Medical Decision Making: Initially our treatments had been to maintain overall comfort, however after her gastric impaction our primary goal switched to improving gastric motility. Eclipse generally handled her acupuncture treatments well, however it took several sessions to slowly introduce new points and distal limb points were not able to be used for safety reasons.
Differential and Definitive Diagnoses: Primary diagnoses were poor gastric motility, grade 2 hindlimb ataxia of unknown confirmed origin and marked left tibiotarsal effusion. She was consistently reactive over her neck (right more so than left), BL 13, thoracolumbar junction, and gluteal muscles.

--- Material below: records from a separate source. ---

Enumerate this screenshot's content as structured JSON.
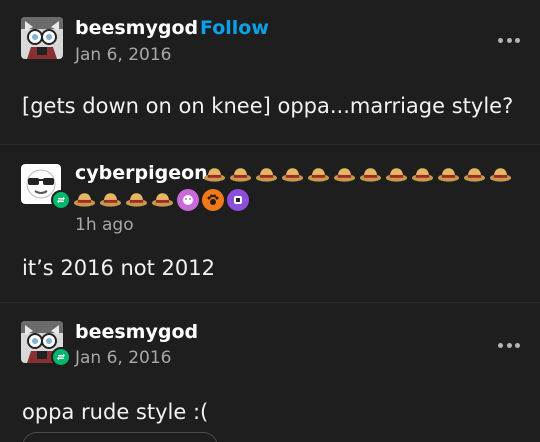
{
  "post": {
    "username": "beesmygod",
    "follow_label": "Follow",
    "date": "Jan 6, 2016",
    "text": "[gets down on on knee] oppa...marriage style?",
    "more_icon": "more-horizontal-icon"
  },
  "reblog1": {
    "username": "cyberpigeon",
    "timestamp": "1h ago",
    "text": "it’s 2016 not 2012",
    "badges": [
      "hat-icon",
      "hat-icon",
      "hat-icon",
      "hat-icon",
      "hat-icon",
      "hat-icon",
      "hat-icon",
      "hat-icon",
      "hat-icon",
      "hat-icon",
      "hat-icon",
      "hat-icon",
      "hat-icon",
      "hat-icon",
      "hat-icon",
      "hat-icon",
      "hat-icon",
      "pink-sticker-icon",
      "orange-paw-icon",
      "purple-sticker-icon"
    ]
  },
  "reblog2": {
    "username": "beesmygod",
    "date": "Jan 6, 2016",
    "text": "oppa rude style :(",
    "more_icon": "more-horizontal-icon"
  },
  "colors": {
    "background": "#1e1e1e",
    "follow_blue": "#0ba0e8",
    "reblog_green": "#00b86b",
    "muted_text": "#a8a8a8"
  }
}
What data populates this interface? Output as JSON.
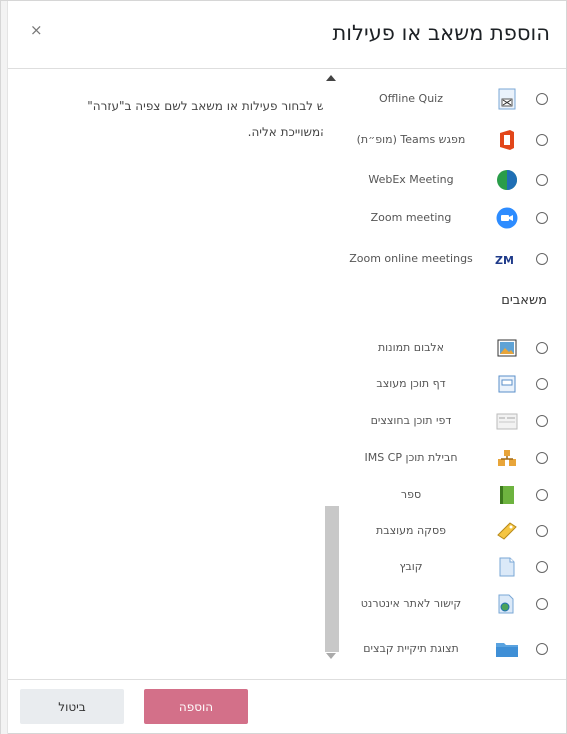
{
  "dialog": {
    "title": "הוספת משאב או פעילות",
    "close_glyph": "×"
  },
  "help_text": "יש לבחור פעילות או משאב לשם צפיה ב\"עזרה\" המשוייכת אליה.",
  "activities": [
    {
      "label": "Offline Quiz",
      "icon": "offline-quiz-icon"
    },
    {
      "label": "מפגש Teams (מופ״ת)",
      "icon": "office-icon"
    },
    {
      "label": "WebEx Meeting",
      "icon": "webex-icon"
    },
    {
      "label": "Zoom meeting",
      "icon": "zoom-meeting-icon"
    },
    {
      "label": "Zoom online meetings",
      "icon": "zoom-online-icon"
    }
  ],
  "resources_header": "משאבים",
  "resources": [
    {
      "label": "אלבום תמונות",
      "icon": "image-album-icon"
    },
    {
      "label": "דף תוכן מעוצב",
      "icon": "page-icon"
    },
    {
      "label": "דפי תוכן בחוצצים",
      "icon": "tabs-icon"
    },
    {
      "label": "חבילת תוכן IMS CP",
      "icon": "ims-package-icon"
    },
    {
      "label": "ספר",
      "icon": "book-icon"
    },
    {
      "label": "פסקה מעוצבת",
      "icon": "label-icon"
    },
    {
      "label": "קובץ",
      "icon": "file-icon"
    },
    {
      "label": "קישור לאתר אינטרנט",
      "icon": "url-icon"
    },
    {
      "label": "תצוגת תיקיית קבצים",
      "icon": "folder-icon"
    }
  ],
  "footer": {
    "add_label": "הוספה",
    "cancel_label": "ביטול"
  },
  "colors": {
    "primary": "#d37089",
    "secondary": "#e9ecef"
  }
}
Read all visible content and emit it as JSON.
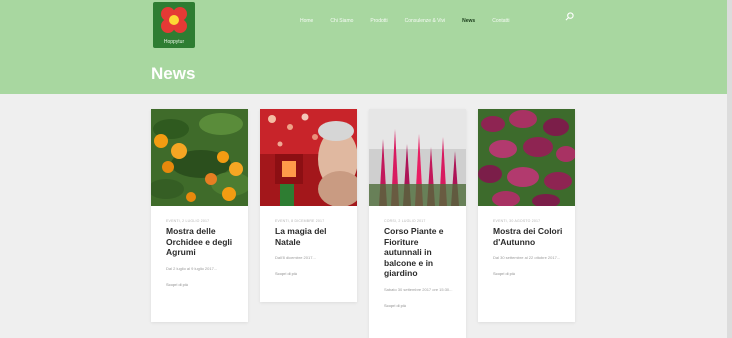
{
  "logo": {
    "text": "Hoppytur"
  },
  "nav": {
    "items": [
      {
        "label": "Home",
        "active": false
      },
      {
        "label": "Chi Siamo",
        "active": false
      },
      {
        "label": "Prodotti",
        "active": false
      },
      {
        "label": "Consulenze & Vivi",
        "active": false
      },
      {
        "label": "News",
        "active": true
      },
      {
        "label": "Contatti",
        "active": false
      }
    ]
  },
  "page": {
    "title": "News"
  },
  "cards": [
    {
      "meta": "EVENTI, 2 LUGLIO 2017",
      "title": "Mostra delle Orchidee e degli Agrumi",
      "excerpt": "Dal 2 luglio al 9 luglio 2017...",
      "more": "Scopri di più"
    },
    {
      "meta": "EVENTI, 8 DICEMBRE 2017",
      "title": "La magia del Natale",
      "excerpt": "Dall'8 dicembre 2017...",
      "more": "Scopri di più"
    },
    {
      "meta": "CORSI, 2 LUGLIO 2017",
      "title": "Corso Piante e Fioriture autunnali in balcone e in giardino",
      "excerpt": "Sabato 30 settembre 2017 ore 15:30...",
      "more": "Scopri di più"
    },
    {
      "meta": "EVENTI, 30 AGOSTO 2017",
      "title": "Mostra dei Colori d'Autunno",
      "excerpt": "Dal 30 settembre al 22 ottobre 2017...",
      "more": "Scopri di più"
    }
  ],
  "colors": {
    "header": "#a8d7a0",
    "background": "#efefef",
    "card": "#ffffff",
    "active_nav": "#1a3d1a"
  }
}
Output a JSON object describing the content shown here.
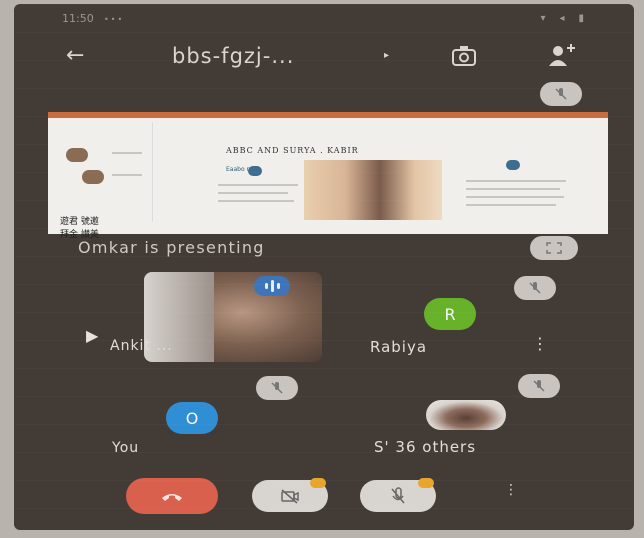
{
  "status_bar": {
    "time": "11:50",
    "indicators": "•••"
  },
  "header": {
    "back_icon": "back-arrow-icon",
    "title": "bbs-fgzj-...",
    "title_caret": "▸"
  },
  "slide": {
    "heading": "ABBC AND SURYA . KABIR",
    "subtext": "Eaabo ngb",
    "left_caption": "遊君 號邀\n拜金 讃美"
  },
  "presenting": {
    "text": "Omkar is presenting"
  },
  "participants": {
    "video_tile_name": "Ankit ...",
    "rabiya": {
      "initial": "R",
      "name": "Rabiya",
      "color": "#68b22a"
    },
    "you": {
      "initial": "O",
      "name": "You",
      "color": "#2f8ed4"
    },
    "others": {
      "label": "S' 36 others"
    }
  },
  "controls": {
    "end_call_color": "#d9604d",
    "more_icon": "⋮"
  },
  "colors": {
    "background": "#433b36",
    "accent_blue": "#3e75b8",
    "warning": "#e8a52a"
  }
}
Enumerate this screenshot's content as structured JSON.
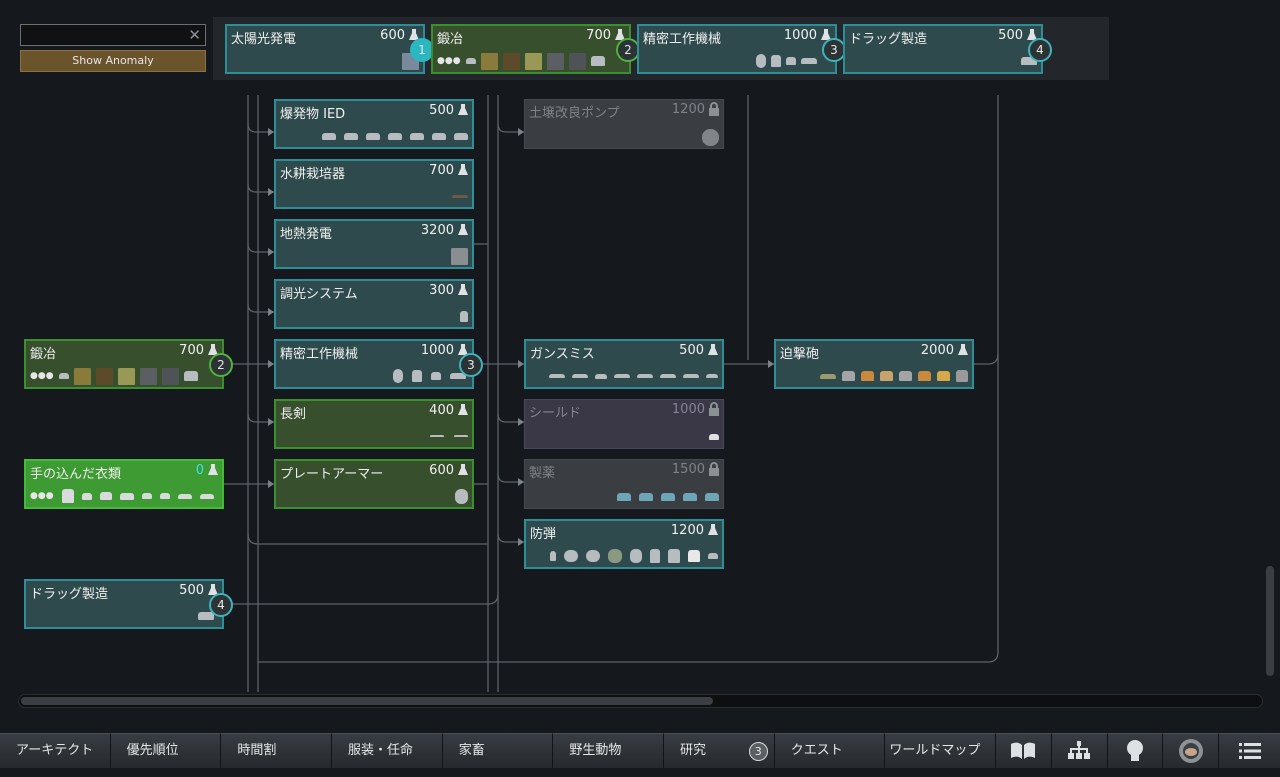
{
  "search": {
    "value": "",
    "placeholder": ""
  },
  "anomaly_button": "Show Anomaly",
  "queue": [
    {
      "title": "太陽光発電",
      "cost": "600",
      "num": "1"
    },
    {
      "title": "鍛冶",
      "cost": "700",
      "num": "2"
    },
    {
      "title": "精密工作機械",
      "cost": "1000",
      "num": "3"
    },
    {
      "title": "ドラッグ製造",
      "cost": "500",
      "num": "4"
    }
  ],
  "tree": {
    "smithing": {
      "title": "鍛冶",
      "cost": "700",
      "num": "2",
      "dots": "●●●"
    },
    "complex_clothing": {
      "title": "手の込んだ衣類",
      "cost": "0",
      "dots": "●●●"
    },
    "drug_production": {
      "title": "ドラッグ製造",
      "cost": "500",
      "num": "4"
    },
    "ied": {
      "title": "爆発物 IED",
      "cost": "500"
    },
    "hydroponics": {
      "title": "水耕栽培器",
      "cost": "700"
    },
    "geothermal": {
      "title": "地熱発電",
      "cost": "3200"
    },
    "colored_lights": {
      "title": "調光システム",
      "cost": "300"
    },
    "machining": {
      "title": "精密工作機械",
      "cost": "1000",
      "num": "3"
    },
    "long_blades": {
      "title": "長剣",
      "cost": "400"
    },
    "plate_armor": {
      "title": "プレートアーマー",
      "cost": "600"
    },
    "soil_pump": {
      "title": "土壌改良ポンプ",
      "cost": "1200"
    },
    "gunsmithing": {
      "title": "ガンスミス",
      "cost": "500"
    },
    "shields": {
      "title": "シールド",
      "cost": "1000"
    },
    "medicine": {
      "title": "製薬",
      "cost": "1500"
    },
    "flak_armor": {
      "title": "防弾",
      "cost": "1200"
    },
    "mortars": {
      "title": "迫撃砲",
      "cost": "2000"
    }
  },
  "tabs": [
    {
      "label": "アーキテクト"
    },
    {
      "label": "優先順位"
    },
    {
      "label": "時間割"
    },
    {
      "label": "服装・任命"
    },
    {
      "label": "家畜"
    },
    {
      "label": "野生動物"
    },
    {
      "label": "研究",
      "badge": "3"
    },
    {
      "label": "クエスト"
    },
    {
      "label": "ワールドマップ"
    }
  ],
  "tab_icons": [
    "book-icon",
    "factions-icon",
    "lightbulb-icon",
    "colonist-helmet-icon",
    "menu-icon"
  ],
  "colors": {
    "available_border": "#2d8e98",
    "completed_border": "#3a8f2f",
    "badge_accent": "#3fb3bd",
    "swatch_1": "#8a7b3c",
    "swatch_2": "#5d4a2a",
    "swatch_3": "#9a9856",
    "swatch_4": "#5b5f63"
  }
}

Acupuncture Treatments: Eclipse was treated intensively with dry needle acupuncture treatments while in hospital (daily). Once she was discharged she was treated on a weekly-twice weekly basis, depending on how her owner felt she was doing, until her death. Her treatments would vary depending on how reactive she was that day. When I took over her acupuncture care, it was exceedingly difficult to treat anything behind her TL junction safely. She responded very well and I was able to quickly treat her more extensively.
– Bai Hui
– GV12 – Stomach Mu points
– Left and Right GB21
– Left and Right LI17, LI17a
– Left and Right ST25 – GI motility
– Left and Right ST36 – GI motility, immunomodulation
– Left and Right BL10 – cervical trigger points
– Left and Right BL13
– Left and Right BL 20/21 (Stomach Shu point)/22/25/26/27 – GI dysfunction, appetite stimulant
– Left and Right LR14
– CV14 – stress, stomach
+/- Left and Right LR13
+/- Left and Right PC1 – local tension
+/- Left and Right PC6 – cranial GI tract
+/- Left and Right ST10
+/- GV24 – stress
– Attempted SP6 a few times – very reactive, aborted
Outcomes, Discussions, References: Eclipses’ gastric motility problems were managed successfully in preventing further gastric impaction. She maintained a strong appetite until April 2017 she became mildly innappetant, mildly more ataxic, significant reduction in manure production and aggressive wall chewing behaviour. Over the next 3 days acupuncture treatments would rouse her appetite temporarily but she was admitted to the hospital and diagnostics confirmed severe small intestinal ileus and pyloric wall thickening. Given the multitude of problems Eclipse faced, her owner made the difficult decision to euthanize her and donate her body to the university for students to benefit from what she could teach them. On post mortem, she was confirmed to have an intracranial nerve sheath tumor of the trigeminal ganglia compressing the pons and midbrain. She also had moderate eosinophilic enteritis of the small intestine and a suspect displacement of the pylorus.